Limitations in the study were the exclusion of any statins filled at non-VA pharmacies, baseline differences in statin users and nonstatin users that could have affected results, potential misclassification of cirrhosis in the registry, and the lack of generalization to other populations due to a veteran-specific patient cohort.
This study was funded by the National Institutes of Health and VA Health Services Research and Development Service Center for Innovations in Quality, Effectiveness, and Safety. The authors report having no conflicts of interest.
SOURCE: Thrift AP et al. Clin Gastroenterol Hepatol. 2019. doi: 10.1016/j.cgh.2018.12.046.
FROM CLINICAL GASTROENTEROLOGY AND HEPATOLOGY
Key clinical point: The use of statins after diagnosis of hepatocellular carcinoma was associated with a lower risk of death.

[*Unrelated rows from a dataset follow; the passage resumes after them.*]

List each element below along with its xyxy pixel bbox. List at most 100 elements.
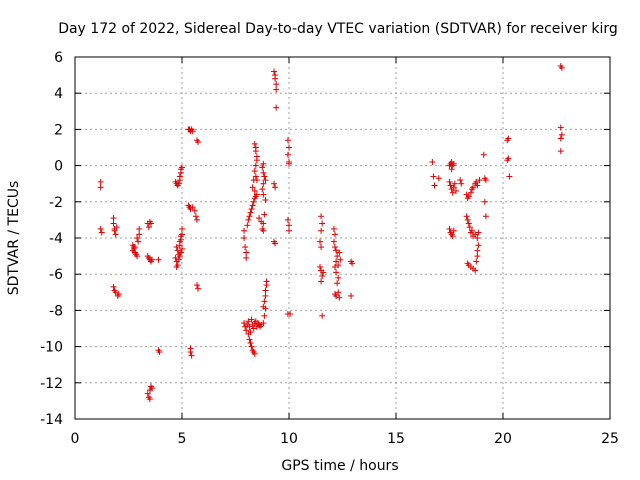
data-point	[253, 191, 260, 198]
data-point	[115, 291, 122, 298]
data-point	[112, 289, 119, 296]
data-point	[248, 316, 255, 323]
data-point	[260, 160, 267, 167]
chart-title: Day 172 of 2022, Sidereal Day-to-day VTE…	[58, 21, 618, 37]
data-point	[249, 202, 256, 209]
data-point	[348, 292, 355, 299]
data-point	[334, 253, 341, 260]
data-point	[97, 225, 104, 232]
data-point	[192, 213, 199, 220]
data-point	[333, 258, 340, 265]
data-point	[330, 238, 337, 245]
data-point	[474, 253, 481, 260]
data-point	[272, 75, 279, 82]
data-point	[335, 274, 342, 281]
data-point	[243, 249, 250, 256]
data-point	[252, 148, 259, 155]
data-point	[175, 256, 182, 263]
data-point	[242, 244, 249, 251]
data-point	[450, 184, 457, 191]
data-point	[134, 235, 141, 241]
data-point	[335, 262, 342, 269]
data-point	[260, 303, 267, 310]
data-point	[284, 137, 291, 144]
data-point	[251, 140, 258, 147]
data-point	[474, 247, 481, 254]
data-point	[333, 269, 340, 276]
data-point	[447, 182, 454, 189]
data-point	[474, 235, 481, 241]
y-tick-label: -6	[49, 267, 63, 283]
data-point	[112, 231, 119, 238]
data-point	[473, 178, 480, 185]
data-point	[319, 312, 326, 319]
data-point	[260, 191, 267, 198]
data-point	[273, 86, 280, 93]
data-point	[558, 131, 565, 138]
data-point	[189, 204, 196, 211]
data-point	[110, 220, 117, 227]
data-point	[260, 169, 267, 176]
y-tick-label: 0	[54, 159, 63, 175]
data-point	[320, 269, 327, 276]
data-point	[195, 285, 202, 292]
data-point	[284, 216, 291, 223]
data-point	[261, 173, 268, 180]
data-point	[259, 164, 266, 171]
data-point	[98, 229, 105, 236]
data-point	[175, 180, 182, 187]
data-point	[251, 187, 258, 194]
data-point	[135, 238, 142, 245]
data-point	[473, 258, 480, 265]
data-point	[335, 289, 342, 296]
data-point	[110, 215, 117, 222]
data-point	[176, 173, 183, 180]
data-point	[332, 244, 339, 251]
data-point	[467, 189, 474, 196]
data-point	[156, 349, 163, 356]
data-point	[482, 177, 489, 184]
data-point	[272, 184, 279, 191]
data-point	[177, 166, 184, 173]
data-point	[144, 390, 151, 397]
data-point	[450, 160, 457, 167]
data-point	[149, 256, 156, 263]
data-points	[97, 63, 565, 403]
data-point	[246, 213, 253, 220]
y-tick-label: 6	[54, 50, 63, 66]
data-point	[505, 155, 512, 162]
data-point	[245, 216, 252, 223]
data-point	[446, 178, 453, 185]
data-point	[173, 263, 180, 270]
data-point	[260, 220, 267, 227]
data-point	[261, 211, 268, 218]
data-point	[273, 104, 280, 111]
data-point	[470, 184, 477, 191]
data-point	[262, 292, 269, 299]
data-point	[147, 220, 154, 227]
data-point	[176, 238, 183, 245]
x-tick-label: 10	[280, 431, 298, 447]
data-point	[256, 215, 263, 222]
data-point	[557, 124, 564, 131]
data-point	[336, 294, 343, 301]
data-point	[110, 283, 117, 290]
data-point	[193, 282, 200, 289]
y-tick-label: -12	[40, 376, 63, 392]
data-point	[475, 242, 482, 249]
data-point	[243, 327, 250, 334]
data-point	[263, 278, 270, 285]
data-point	[319, 273, 326, 280]
data-point	[271, 180, 278, 187]
data-point	[318, 278, 325, 285]
x-axis-label: GPS time / hours	[281, 458, 398, 474]
data-point	[136, 231, 143, 238]
data-point	[250, 325, 257, 332]
data-point	[248, 206, 255, 213]
data-point	[430, 173, 437, 180]
data-point	[111, 227, 118, 234]
data-point	[149, 385, 156, 392]
data-point	[286, 227, 292, 234]
data-point	[318, 213, 325, 220]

Major finding: In 14.9% of patients who used statins after diagnosis, the rate of all-cause mortality (hazard ratio, 0.89; 95% confidence interval, 0.83-0.95) and cancer-specific mortality (adjusted HR, 0.85; 95% CI, 0.77-0.93) was lower, and was consistent for both high-dose and low-dose statins.

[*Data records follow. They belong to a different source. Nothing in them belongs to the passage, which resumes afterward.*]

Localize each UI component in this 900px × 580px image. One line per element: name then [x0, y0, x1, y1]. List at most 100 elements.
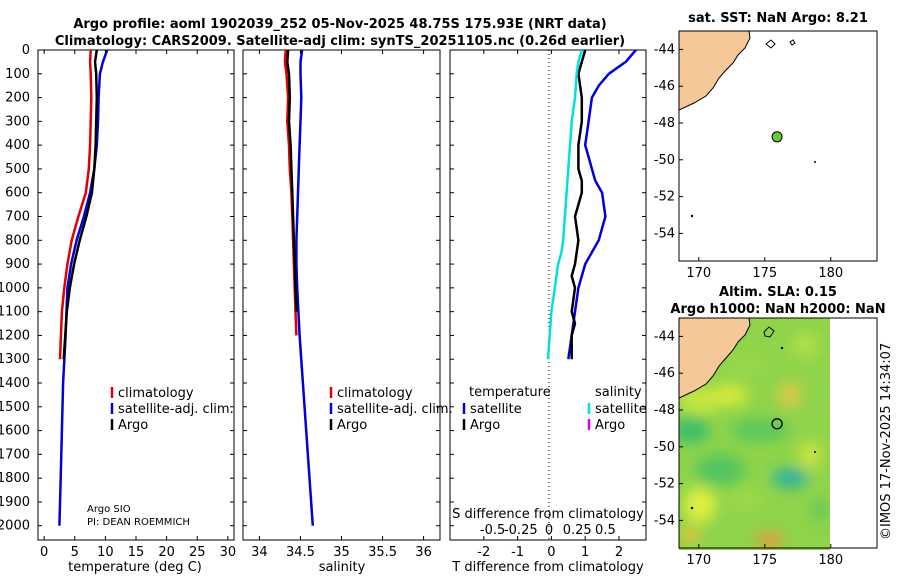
x-tick-label: 0	[547, 545, 555, 560]
x-tick-label: 35	[333, 545, 350, 560]
depth-tick-label: 1100	[0, 305, 30, 320]
x-tick-label: 10	[97, 545, 114, 560]
x-tick-label: 20	[158, 545, 175, 560]
legend-label-argo: Argo	[118, 418, 148, 433]
profile-lines	[58, 49, 637, 526]
legend-label-climatology: climatology	[118, 386, 194, 401]
x-tick-label: 34.5	[286, 545, 315, 560]
series-line-argo	[62, 49, 99, 360]
x2-tick-label: -0.25	[504, 523, 538, 538]
x2-tick-label: -0.5	[480, 523, 505, 538]
difference-panel-frame	[449, 49, 647, 541]
x-tick-label: 15	[128, 545, 145, 560]
map-x-tick-label: 180	[818, 553, 843, 568]
x-tick-label: 36	[415, 545, 432, 560]
map-x-tick-label: 175	[752, 266, 777, 281]
legend-label-satellite: satellite-adj. clim.	[118, 402, 234, 417]
map-y-tick-label: -52	[654, 190, 675, 205]
difference-legend: temperature salinity satellite Argo sate…	[462, 385, 647, 433]
island-dot	[814, 451, 816, 453]
s-difference-xlabel: S difference from climatology	[452, 507, 644, 522]
depth-tick-label: 400	[5, 138, 30, 153]
map-y-tick-label: -44	[654, 329, 675, 344]
x-tick-label: 35.5	[368, 545, 397, 560]
island-dot	[780, 346, 784, 350]
figure-title-line1: Argo profile: aoml 1902039_252 05-Nov-20…	[73, 17, 606, 32]
legend-label-argo-t: Argo	[470, 418, 500, 433]
imos-timestamp: ©IMOS 17-Nov-2025 14:34:07	[879, 343, 894, 540]
map-y-tick-label: -46	[654, 366, 675, 381]
t-difference-xlabel: T difference from climatology	[451, 560, 644, 575]
salinity-legend: climatology satellite-adj. clim. Argo	[329, 386, 453, 433]
temperature-xlabel: temperature (deg C)	[68, 560, 202, 575]
x-tick-label: 5	[71, 545, 79, 560]
depth-tick-label: 1000	[0, 281, 30, 296]
island-dot	[814, 161, 816, 163]
chatham-islands	[763, 326, 775, 338]
map-y-tick-label: -54	[654, 226, 675, 241]
figure-title-line2: Climatology: CARS2009. Satellite-adj cli…	[55, 34, 625, 49]
series-line-satellite-adj-clim-	[58, 49, 109, 526]
salinity-panel-frame	[242, 49, 441, 541]
depth-tick-label: 1700	[0, 447, 30, 462]
argo-pi-label: PI: DEAN ROEMMICH	[87, 517, 190, 528]
depth-tick-label: 1600	[0, 424, 30, 439]
series-line-satellite-s	[546, 49, 584, 360]
map-y-tick-label: -52	[654, 477, 675, 492]
series-line-climatology	[58, 49, 93, 360]
map-x-tick-label: 170	[686, 553, 711, 568]
x2-tick-label: 0.25	[563, 523, 592, 538]
legend-label-argo: Argo	[337, 418, 367, 433]
map-y-tick-label: -44	[654, 42, 675, 57]
depth-tick-label: 1400	[0, 376, 30, 391]
island-dot	[690, 506, 694, 510]
sst-map-land	[679, 31, 816, 218]
map-x-tick-label: 170	[686, 266, 711, 281]
sla-heatmap-patches	[679, 333, 830, 548]
depth-tick-label: 1200	[0, 328, 30, 343]
series-line-satellite-t	[567, 49, 637, 360]
sla-map-title-line1: Altim. SLA: 0.15	[719, 285, 837, 300]
series-line-argo	[286, 49, 298, 312]
temperature-legend: climatology satellite-adj. clim. Argo	[110, 386, 234, 433]
x-tick-label: 0	[40, 545, 48, 560]
sla-map-frame	[678, 317, 878, 549]
argo-location-marker	[771, 131, 783, 143]
x2-tick-label: 0	[545, 523, 553, 538]
depth-tick-label: 800	[5, 233, 30, 248]
legend-label-satellite: satellite-adj. clim.	[337, 402, 453, 417]
legend-header-salinity: salinity	[595, 385, 642, 400]
island-outline	[789, 39, 796, 46]
depth-tick-label: 1900	[0, 495, 30, 510]
x-tick-label: 34	[251, 545, 268, 560]
x-tick-label: -1	[511, 545, 524, 560]
x2-tick-label: 0.5	[595, 523, 616, 538]
legend-header-temperature: temperature	[469, 385, 551, 400]
new-zealand-land	[679, 318, 751, 399]
depth-tick-label: 900	[5, 257, 30, 272]
map-y-tick-label: -46	[654, 79, 675, 94]
map-x-tick-label: 175	[752, 553, 777, 568]
map-y-tick-label: -50	[654, 153, 675, 168]
depth-tick-label: 1300	[0, 352, 30, 367]
x-tick-label: 30	[220, 545, 237, 560]
salinity-xlabel: salinity	[319, 560, 366, 575]
sla-map-land	[679, 318, 816, 510]
island-dot	[690, 214, 694, 218]
depth-tick-label: 500	[5, 162, 30, 177]
series-line-satellite-adj-clim-	[295, 49, 315, 526]
map-y-tick-label: -54	[654, 513, 675, 528]
map-y-tick-label: -50	[654, 440, 675, 455]
depth-tick-label: 1800	[0, 471, 30, 486]
argo-location-marker	[771, 418, 783, 430]
depth-tick-label: 200	[5, 91, 30, 106]
map-x-tick-label: 180	[818, 266, 843, 281]
x-tick-label: 25	[189, 545, 206, 560]
depth-axis: 0 100 200 300 400 500 600 700 800 900 1000 1100 1200…	[0, 43, 646, 534]
sst-map-title: sat. SST: NaN Argo: 8.21	[688, 11, 868, 26]
legend-label-climatology: climatology	[337, 386, 413, 401]
legend-label-satellite-s: satellite	[595, 402, 647, 417]
x-tick-label: 1	[581, 545, 589, 560]
map-y-tick-label: -48	[654, 403, 675, 418]
chatham-islands	[765, 39, 776, 49]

Study details: A retrospective analysis of 15,422 patients with hepatocellular carcinoma in the VA Central Cancer Registry between 2002 and 2016.
Disclosures: This study was funded by the National Institutes of Health and VA Health Services Research and Development Service Center for Innovations in Quality, Effectiveness, and Safety. The authors report having no conflicts of interest.